Some bloggers have pointed this out for a few years now, so it is a good feeling to see the Tampa Bay Times (previously known as the St. Pete Times) cover it so extensively. Good for them.
They receive public taxpayer money, and they should be held accountable for it. They should not be turning that money over to questionable real estate deals instead of investing in students and their education.
Imagine charter schools' expensive leases draw scrutiny
Two Tampa Bay charter schools are part of a national chain that is drawing scrutiny for lease arrangements that absorb big chunks of taxpayer funding.
The Imagine charter school near downtown St. Petersburg spent $649,312 last year in rent while the Imagine School in Land O'Lakes signed a lease on Monday for a new school with base rent of $757,989 a year.
The landlord? Schoolhouse Finance, a company owned by Imagine Schools.
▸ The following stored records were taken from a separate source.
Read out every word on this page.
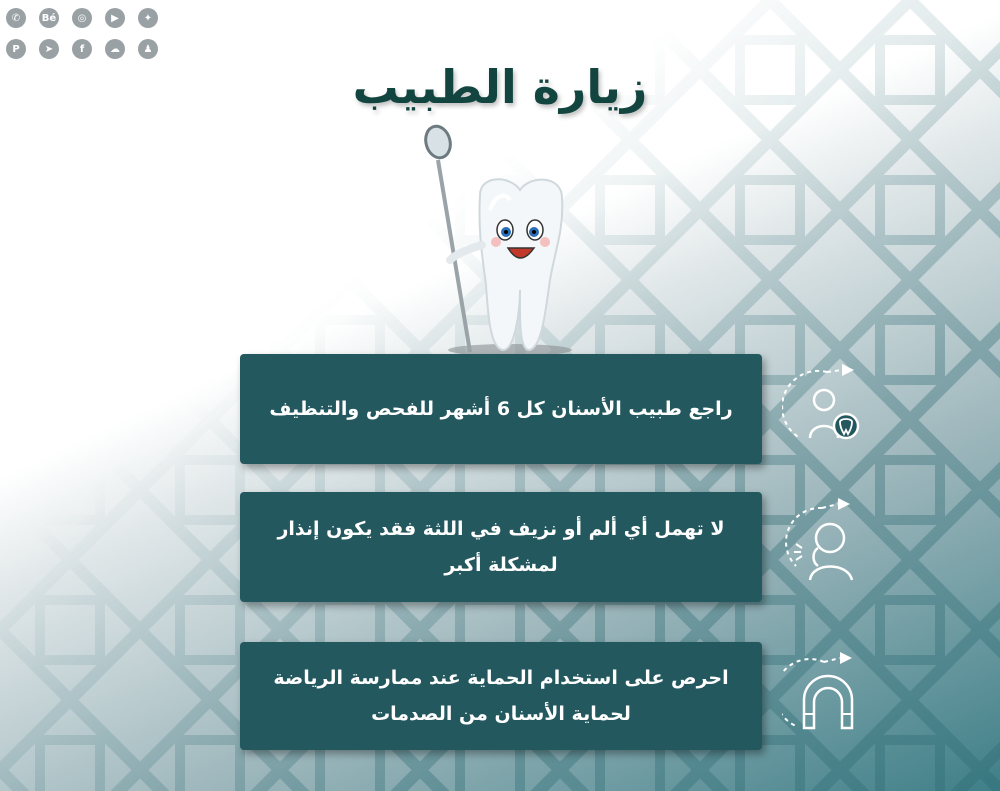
✆	Bé	◎	▶	✦
P	➤	f	☁	♟
زيارة الطبيب
راجع طبيب الأسنان كل 6 أشهر للفحص والتنظيف
لا تهمل أي ألم أو نزيف في اللثة فقد يكون إنذار لمشكلة أكبر
احرص على استخدام الحماية عند ممارسة الرياضة لحماية الأسنان من الصدمات
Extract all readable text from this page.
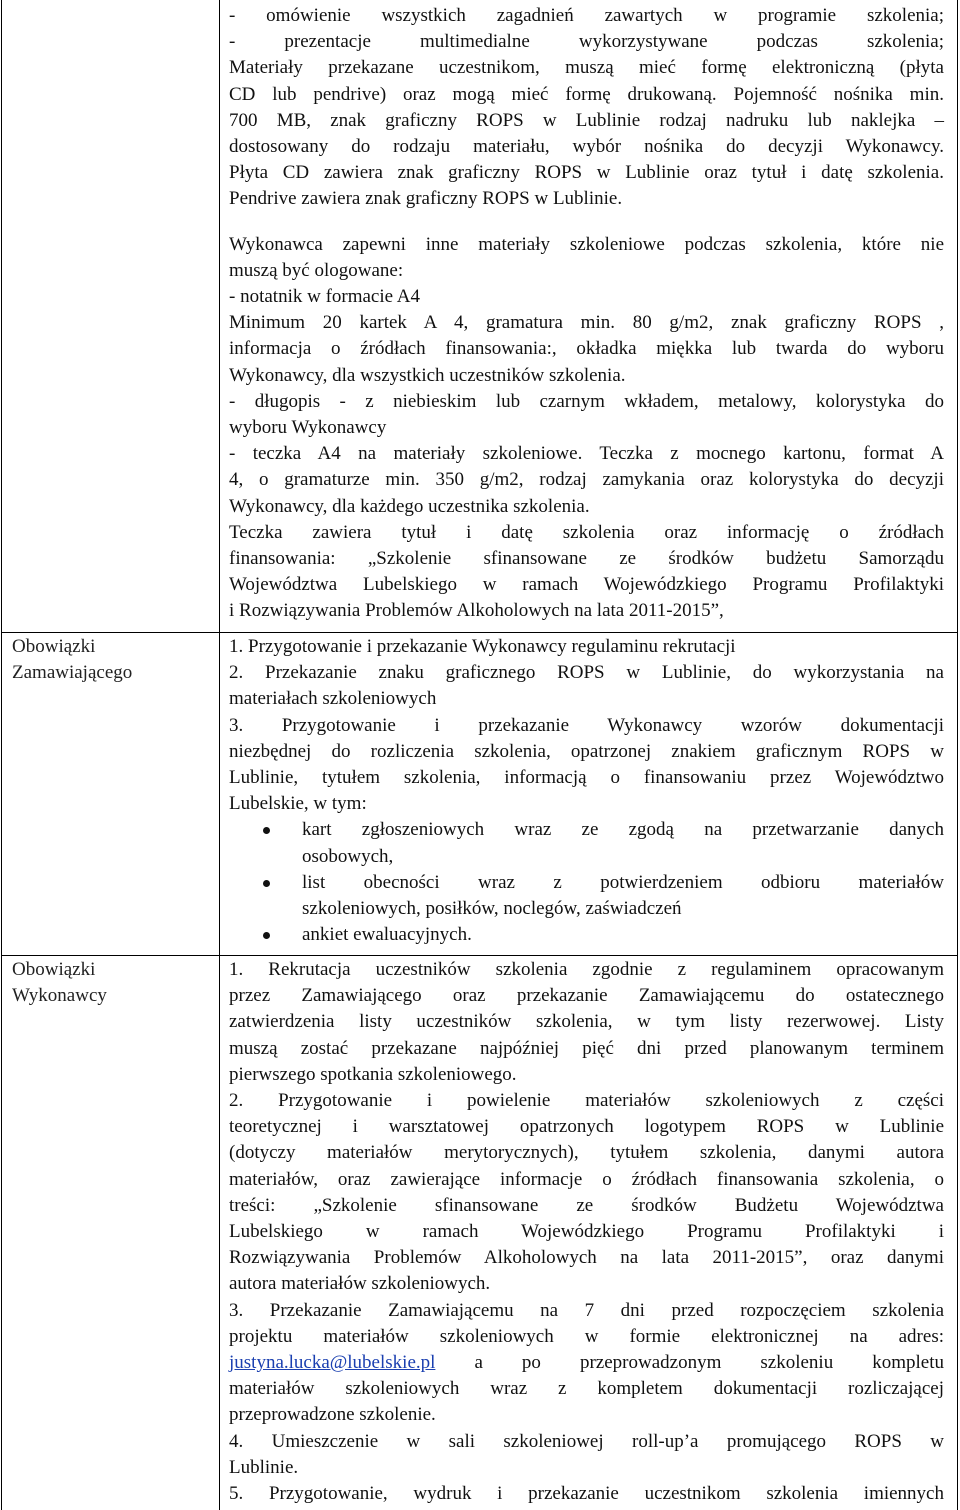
- omówienie wszystkich zagadnień zawartych w programie szkolenia;
- prezentacje multimedialne wykorzystywane podczas szkolenia;
Materiały przekazane uczestnikom, muszą mieć formę elektroniczną (płyta
CD lub pendrive) oraz mogą mieć formę drukowaną. Pojemność nośnika min.
700 MB, znak graficzny ROPS w Lublinie rodzaj nadruku lub naklejka –
dostosowany do rodzaju materiału, wybór nośnika do decyzji Wykonawcy.
Płyta CD zawiera znak graficzny ROPS w Lublinie oraz tytuł i datę szkolenia.
Pendrive zawiera znak graficzny ROPS w Lublinie.
Wykonawca zapewni inne materiały szkoleniowe podczas szkolenia, które nie
muszą być ologowane:
- notatnik w formacie A4
Minimum 20 kartek A 4, gramatura min. 80 g/m2, znak graficzny ROPS ,
informacja o źródłach finansowania:, okładka miękka lub twarda do wyboru
Wykonawcy, dla wszystkich uczestników szkolenia.
- długopis - z niebieskim lub czarnym wkładem, metalowy, kolorystyka do
wyboru Wykonawcy
- teczka A4 na materiały szkoleniowe. Teczka z mocnego kartonu, format A
4, o gramaturze min. 350 g/m2, rodzaj zamykania oraz kolorystyka do decyzji
Wykonawcy, dla każdego uczestnika szkolenia.
Teczka zawiera tytuł i datę szkolenia oraz informację o źródłach
finansowania: „Szkolenie sfinansowane ze środków budżetu Samorządu
Województwa Lubelskiego w ramach Wojewódzkiego Programu Profilaktyki
i Rozwiązywania Problemów Alkoholowych na lata 2011-2015”,
Obowiązki
Zamawiającego
1. Przygotowanie i przekazanie Wykonawcy regulaminu rekrutacji
2. Przekazanie znaku graficznego ROPS w Lublinie, do wykorzystania na
materiałach szkoleniowych
3. Przygotowanie i przekazanie Wykonawcy wzorów dokumentacji
niezbędnej do rozliczenia szkolenia, opatrzonej znakiem graficznym ROPS w
Lublinie, tytułem szkolenia, informacją o finansowaniu przez Województwo
Lubelskie, w tym:
kart zgłoszeniowych wraz ze zgodą na przetwarzanie danych
osobowych,
list obecności wraz z potwierdzeniem odbioru materiałów
szkoleniowych, posiłków, noclegów, zaświadczeń
ankiet ewaluacyjnych.
Obowiązki
Wykonawcy
1. Rekrutacja uczestników szkolenia zgodnie z regulaminem opracowanym
przez Zamawiającego oraz przekazanie Zamawiającemu do ostatecznego
zatwierdzenia listy uczestników szkolenia, w tym listy rezerwowej. Listy
muszą zostać przekazane najpóźniej pięć dni przed planowanym terminem
pierwszego spotkania szkoleniowego.
2. Przygotowanie i powielenie materiałów szkoleniowych z części
teoretycznej i warsztatowej opatrzonych logotypem ROPS w Lublinie
(dotyczy materiałów merytorycznych), tytułem szkolenia, danymi autora
materiałów, oraz zawierające informacje o źródłach finansowania szkolenia, o
treści: „Szkolenie sfinansowane ze środków Budżetu Województwa
Lubelskiego w ramach Wojewódzkiego Programu Profilaktyki i
Rozwiązywania Problemów Alkoholowych na lata 2011-2015”, oraz danymi
autora materiałów szkoleniowych.
3. Przekazanie Zamawiającemu na 7 dni przed rozpoczęciem szkolenia
projektu materiałów szkoleniowych w formie elektronicznej na adres:
justyna.lucka@lubelskie.pl a po przeprowadzonym szkoleniu kompletu
materiałów szkoleniowych wraz z kompletem dokumentacji rozliczającej
przeprowadzone szkolenie.
4. Umieszczenie w sali szkoleniowej roll-up’a promującego ROPS w
Lublinie.
5. Przygotowanie, wydruk i przekazanie uczestnikom szkolenia imiennych
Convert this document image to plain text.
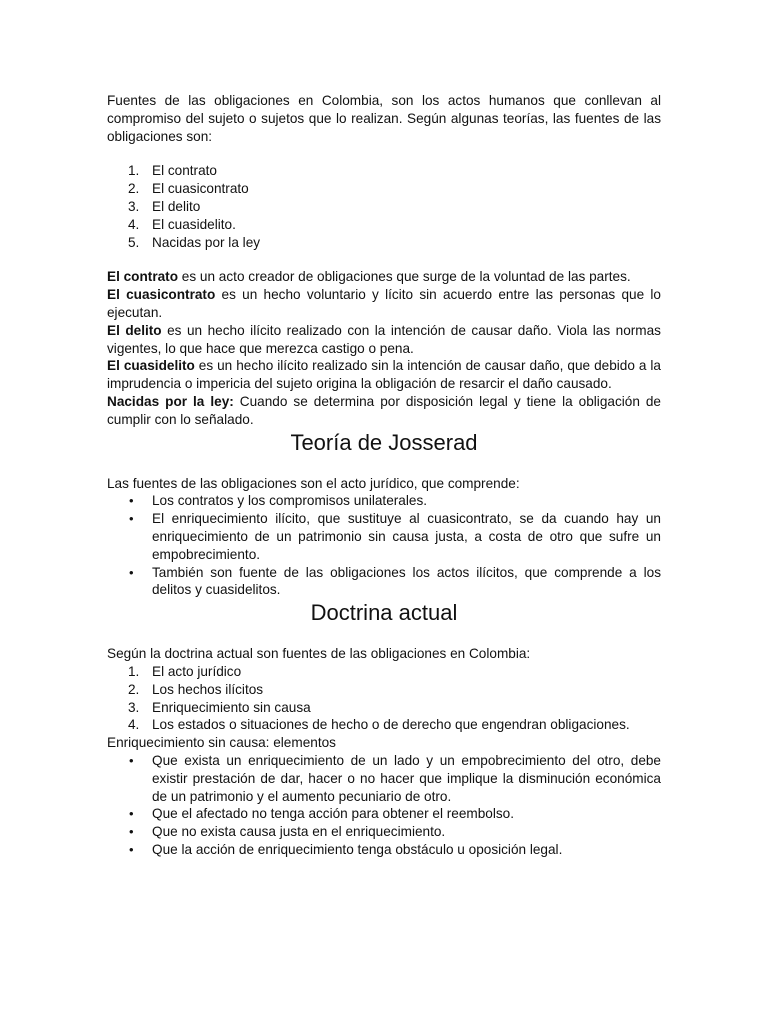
Fuentes de las obligaciones en Colombia, son los actos humanos que conllevan al compromiso del sujeto o sujetos que lo realizan. Según algunas teorías, las fuentes de las obligaciones son:

1. El contrato
2. El cuasicontrato
3. El delito
4. El cuasidelito.
5. Nacidas por la ley

El contrato es un acto creador de obligaciones que surge de la voluntad de las partes.

El cuasicontrato es un hecho voluntario y lícito sin acuerdo entre las personas que lo ejecutan.

El delito es un hecho ilícito realizado con la intención de causar daño. Viola las normas vigentes, lo que hace que merezca castigo o pena.

El cuasidelito es un hecho ilícito realizado sin la intención de causar daño, que debido a la imprudencia o impericia del sujeto origina la obligación de resarcir el daño causado.

Nacidas por la ley: Cuando se determina por disposición legal y tiene la obligación de cumplir con lo señalado.

Teoría de Josserad

Las fuentes de las obligaciones son el acto jurídico, que comprende:

•	Los contratos y los compromisos unilaterales.
•	El enriquecimiento ilícito, que sustituye al cuasicontrato, se da cuando hay un enriquecimiento de un patrimonio sin causa justa, a costa de otro que sufre un empobrecimiento.
•	También son fuente de las obligaciones los actos ilícitos, que comprende a los delitos y cuasidelitos.
Doctrina actual

Según la doctrina actual son fuentes de las obligaciones en Colombia:

1. El acto jurídico
2. Los hechos ilícitos
3. Enriquecimiento sin causa
4. Los estados o situaciones de hecho o de derecho que engendran obligaciones.

Enriquecimiento sin causa: elementos

•	Que exista un enriquecimiento de un lado y un empobrecimiento del otro, debe existir prestación de dar, hacer o no hacer que implique la disminución económica de un patrimonio y el aumento pecuniario de otro.
•	Que el afectado no tenga acción para obtener el reembolso.
•	Que no exista causa justa en el enriquecimiento.
•	Que la acción de enriquecimiento tenga obstáculo u oposición legal.
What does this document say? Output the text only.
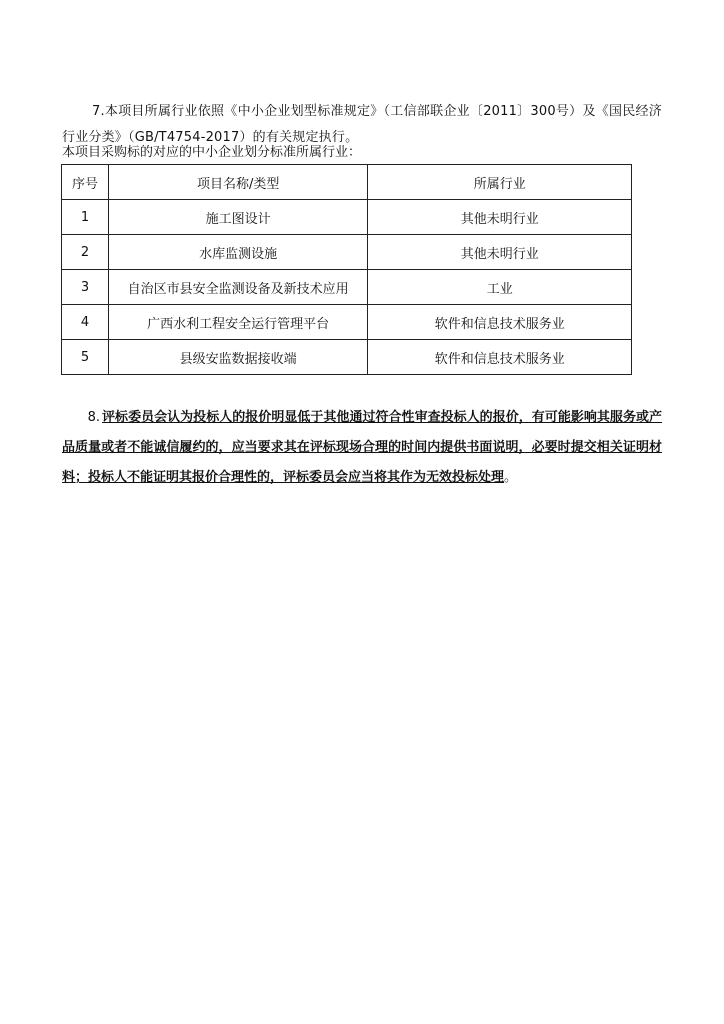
7.本项目所属行业依照《中小企业划型标准规定》（工信部联企业〔2011〕300号）及《国民经济行业分类》（GB/T4754-2017）的有关规定执行。

本项目采购标的对应的中小企业划分标准所属行业：
序号	项目名称/类型	所属行业
1	施工图设计	其他未明行业
2	水库监测设施	其他未明行业
3	自治区市县安全监测设备及新技术应用	工业
4	广西水利工程安全运行管理平台	软件和信息技术服务业
5	县级安监数据接收端	软件和信息技术服务业

8. 评标委员会认为投标人的报价明显低于其他通过符合性审查投标人的报价，有可能影响其服务或产品质量或者不能诚信履约的，应当要求其在评标现场合理的时间内提供书面说明，必要时提交相关证明材料；投标人不能证明其报价合理性的，评标委员会应当将其作为无效投标处理。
It bought the Central Avenue building that houses the Pinellas school four years ago, and built the Pasco school on Sunlake Boulevard over the past several months. District records show the Pinellas Imagine spent $133 per student per month on rent while the Pasco school spent about $121 per student per month. Both figures are more than double the average for other charters in the districts.
The St. Petersburg school was an F school for two years, but I hear that in 2011 it came up to a D.
Imagine Charter in St. Pete a million in debt. Taxpayers will foot the bill.

CHERIE DIEZ | Times The Imagine Charter School on Central Avenue in St. Petersburg is mired in debt and losing students
An F-rated St. Petersburg charter school stands on the verge of collapse, mired in debt and losing enrollment. And most of those debts — around $1 million in public tax dollars — are owed to the same private company that founded it.
Pinellas County district officials say they're battling with Virginia-based Imagine Schools, the nation's largest commercial charter operator, over the future of the Central Avenue school. The school was $963,572 in deficit last spring, according to auditors. It's paying $881,179 to lease a half-empty building from Imagine's real estate affiliate, plus thousands more for equipment, administration and fees, on income of just $2 million a year.
"It's a death spiral," said district charter supervisor Dot Clark.
I very much like the way that the Ft. Wayne Journal referred to the Florida situation with Imagine charters.
Imagine soaks the Sunshine State
The costly real estate lease agreements entered into by Imagine charter schools, including those in Fort Wayne and Indianapolis, are getting more scrutiny in Florida, where the Tampa Bay Times examined the cost for Imagine school buildings in St. Petersburg and Land O'Lakes. In St. Pete, taxpayers spent $649,312 last year on rent for the charter school; in Land O'Lakes, the cost was $757,989.
..."Unfortunately, no one in Indiana is asking those questions. Hoosier taxpayers paid $1,053,668 in rent and $401,800 in operating costs for the Imagine Life Sciences Academy East in Indianapolis last year. The bills were similar for the three other Indiana schools.
Why the lease agreements aren't creating outrage is a mystery, unless it's because lawmakers and political candidates don't want to draw any negative attention toward charter schools and other privatization moves. The so-called "reformers," after all, are quite generous with campaign contributions.